In June, when Walter, 27, found herself one of the 10,000 people laid off after Bear Stearns was acquired by JPMorganChase, she didn't panic. She started a business.
Cupcake Kids!, which provides cooking events for children, was born in the two months preceding the arrival of Walter's proverbial pink slip, a period when she joined "everyone else, watching the events on the news."
Today, everyone on Wall Street is still watching the events on the news. With major banks, mortgage companies and insurers in crisis mode, those working in finance can't help but wonder about their careers going forward. Undoubtedly, many are thinking of change, says career consultant Paula Kosin.

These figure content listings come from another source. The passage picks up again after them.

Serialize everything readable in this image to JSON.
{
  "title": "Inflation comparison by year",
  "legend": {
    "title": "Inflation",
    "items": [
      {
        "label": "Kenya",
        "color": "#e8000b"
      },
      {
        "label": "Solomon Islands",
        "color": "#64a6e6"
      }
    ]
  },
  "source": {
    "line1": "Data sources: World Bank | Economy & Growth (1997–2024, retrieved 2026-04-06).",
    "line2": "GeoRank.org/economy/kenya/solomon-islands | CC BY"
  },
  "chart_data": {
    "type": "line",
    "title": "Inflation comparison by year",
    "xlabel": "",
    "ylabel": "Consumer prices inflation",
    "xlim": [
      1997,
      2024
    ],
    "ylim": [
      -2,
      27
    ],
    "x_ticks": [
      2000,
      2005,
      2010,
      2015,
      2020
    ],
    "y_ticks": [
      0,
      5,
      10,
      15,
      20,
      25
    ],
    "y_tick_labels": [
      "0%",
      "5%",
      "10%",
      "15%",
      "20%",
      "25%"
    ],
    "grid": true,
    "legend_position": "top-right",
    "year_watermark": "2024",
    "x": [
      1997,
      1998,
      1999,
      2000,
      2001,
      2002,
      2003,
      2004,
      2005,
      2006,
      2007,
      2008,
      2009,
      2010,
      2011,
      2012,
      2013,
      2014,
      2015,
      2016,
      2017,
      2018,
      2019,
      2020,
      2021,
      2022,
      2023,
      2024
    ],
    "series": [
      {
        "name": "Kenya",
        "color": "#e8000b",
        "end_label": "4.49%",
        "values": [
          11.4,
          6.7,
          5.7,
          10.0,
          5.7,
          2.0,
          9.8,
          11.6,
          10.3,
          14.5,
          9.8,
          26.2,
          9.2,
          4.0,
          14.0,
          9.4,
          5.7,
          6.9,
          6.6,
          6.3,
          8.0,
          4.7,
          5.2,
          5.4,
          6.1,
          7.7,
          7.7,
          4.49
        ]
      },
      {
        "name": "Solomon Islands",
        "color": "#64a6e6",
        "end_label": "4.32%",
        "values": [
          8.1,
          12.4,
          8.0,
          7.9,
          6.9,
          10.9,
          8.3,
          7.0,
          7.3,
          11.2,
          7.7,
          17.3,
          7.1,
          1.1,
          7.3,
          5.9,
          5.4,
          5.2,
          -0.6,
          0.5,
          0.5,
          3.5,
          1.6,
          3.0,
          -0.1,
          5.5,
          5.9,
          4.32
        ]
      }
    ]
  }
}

"Sometimes people who have been making good money and are in a good work situation - but don't really enjoy it - go along with the flow. They don't have any reason to make a career change," Kosin explains. "For some, it can be devastating to be out of work. For others, such situations present an opportunity of a lifetime."
The Educational Detour Option
In fact, many Wall Street professionals are seeking out new career directions, even if they currently have jobs.

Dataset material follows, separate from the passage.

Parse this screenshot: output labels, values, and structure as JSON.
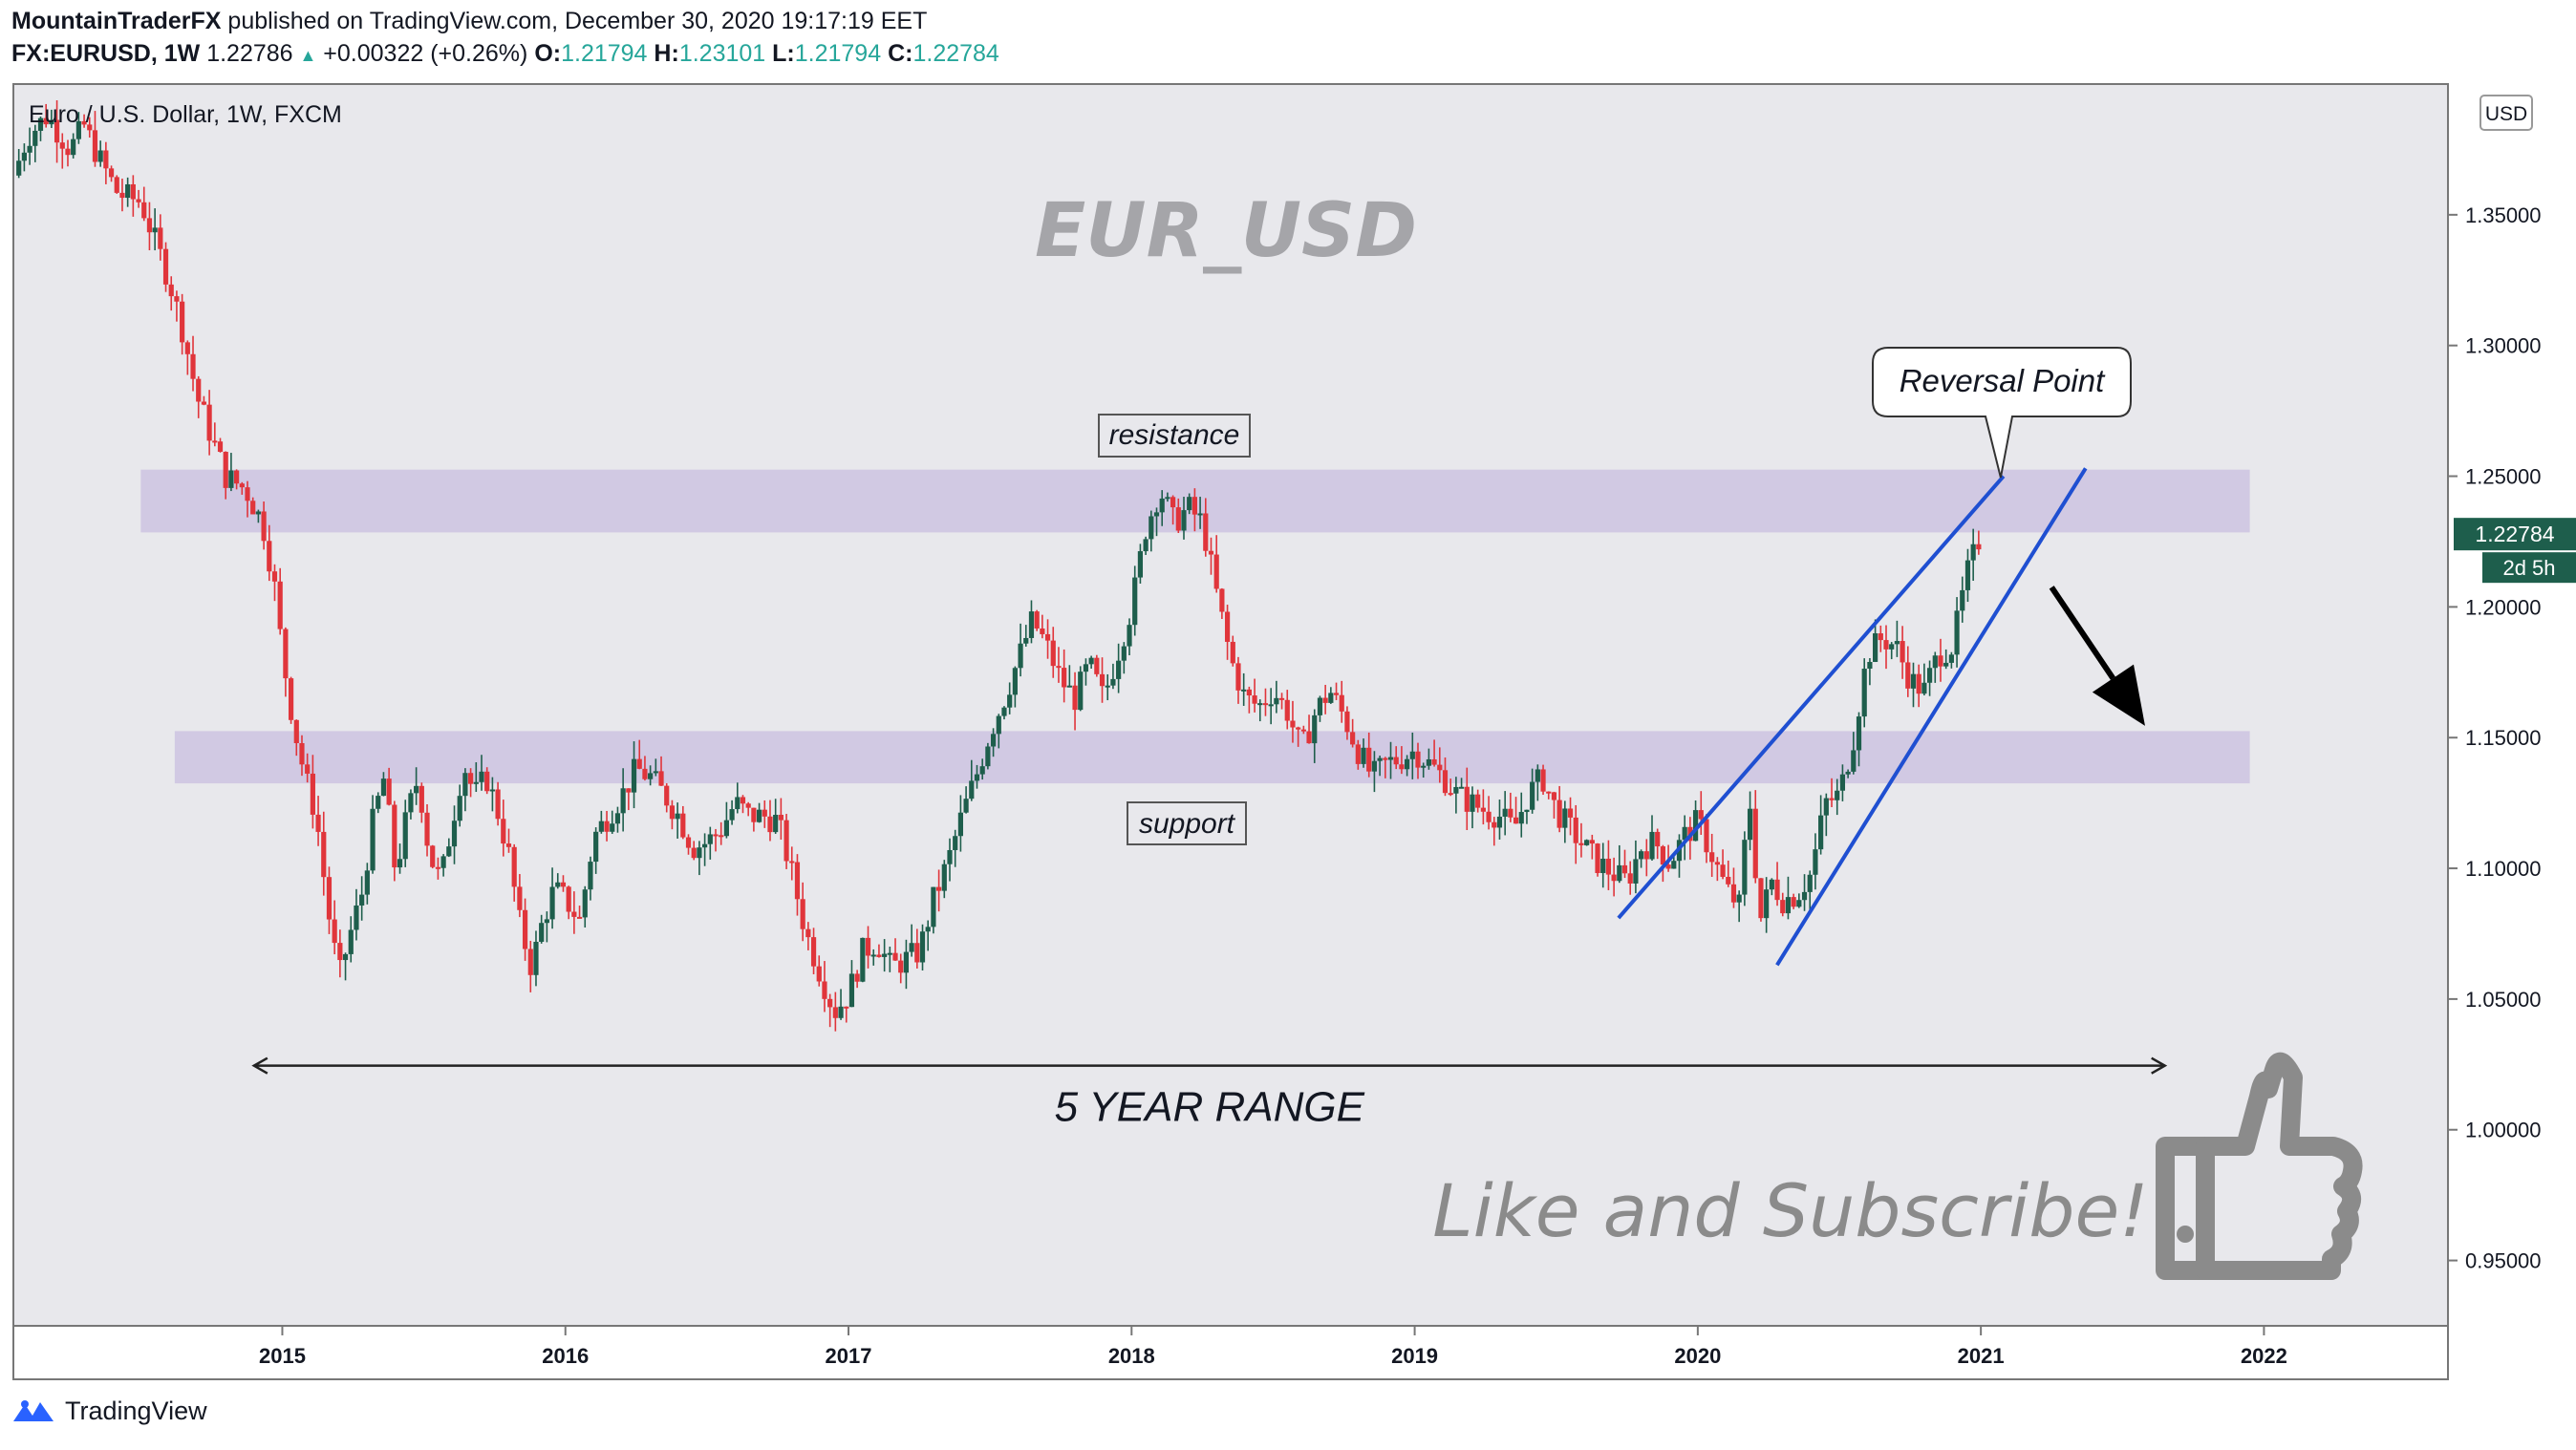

Scott Shrum, director of admission consulting research for Veritas Prep, a leading GMAT prep and MBA admissions consulting firm, says in the past week alone he has seen the percentage of inquiries from people in financial services surge from 30 percent to 60 percent. The number of those with e-mail addresses from Bear Stearns and Lehman Brothers has tripled.
Some of these people had planned to attend business school in several years, and a layoff or bleak job market inspired them to accelerate their plans. Others, however, have seen the crisis as an opportunity to pursue paths entirely outside of Wall Street. Social entrepreneurship tops the list.
"Every year we meet people who say they want to" start a socially conscious business or non-profit, and "sometimes it feels like they're just paying it lip service," Shrum says. "After all, it's hard to turn down a $200,000 Wall Street job when you're 25. Now they realize their job may go away, and in two years, after business school, there may not be one there for their taking. They see this as an opportunity to do what they always wanted."
Transferring Skills to a Related Sector
Others are playing it safer, hoping to transfer an investment banking specialty into a related private equity job. Robert Baron, president of American Real Estate Executive Search, has fielded three times his office's normal number of inquiries, many coming from nervous bankers wanting to ensure their continued employment.
Baron's clients have mixed feelings about these prospective hires. "Everybody likes the skill set, and the feeling that the best and brightest went into investment banking," he says. "The risk is they're just there to weather the storm, and as soon as the market comes back they'll go back to banking, which generally pays more."
Others hope to use their skills to branch off on their own. In the week following Sept. 15, Schwab Institutional saw a 200 percent increase in call volume from brokers and traders interested in opening their own independent financial advisor companies. This is the second surge in recent months: The first followed the sale of Bear Stearns to JPMorgan Chase.
While some financial experts predict the banking and credit crisis calls for a shrinking of the financial services sector, Schwab Institutional reported $9.4 billion net revenue from newly independent advisors for the first half of 2008 - three times higher than the same period of 2007.
Before You Leap, Plan
Paula Kosin warns the newly unemployed to take a step back before launching an entirely new career or business. She also advises everyone to always have "plans B, C and D" for their careers. After decades of layoffs across the economic spectrum, no one should be surprised when an employment crisis hits their industry, she says.
"No matter how secure your situation seems, always think about what you would do if something comes up," Kosin suggests. "Truck drivers have a saying that you 'drive in the ditches.' That means you should always stay alert so that if something happens up ahead on the highway, you have an escape route. That can be a lifesaving move."
As for Jessi Walter, she may return to finance some day, but for now she's passionate about her new venture. "I really did enjoy my job, but I wasn't psyched about any of the positions I heard about when I talked to headhunters," she says.
She was psyched, however, about the kids' cooking classes she'd been throwing for nominal fees. She sat down and realized her hobby was a viable business. Today Walter says she works more hours getting her upstart off the ground than she did in investment banking. "If I wanted to go back to finance, I'm hopeful there would be a place for me," she says. "But to be honest, I don't think about it on a given day."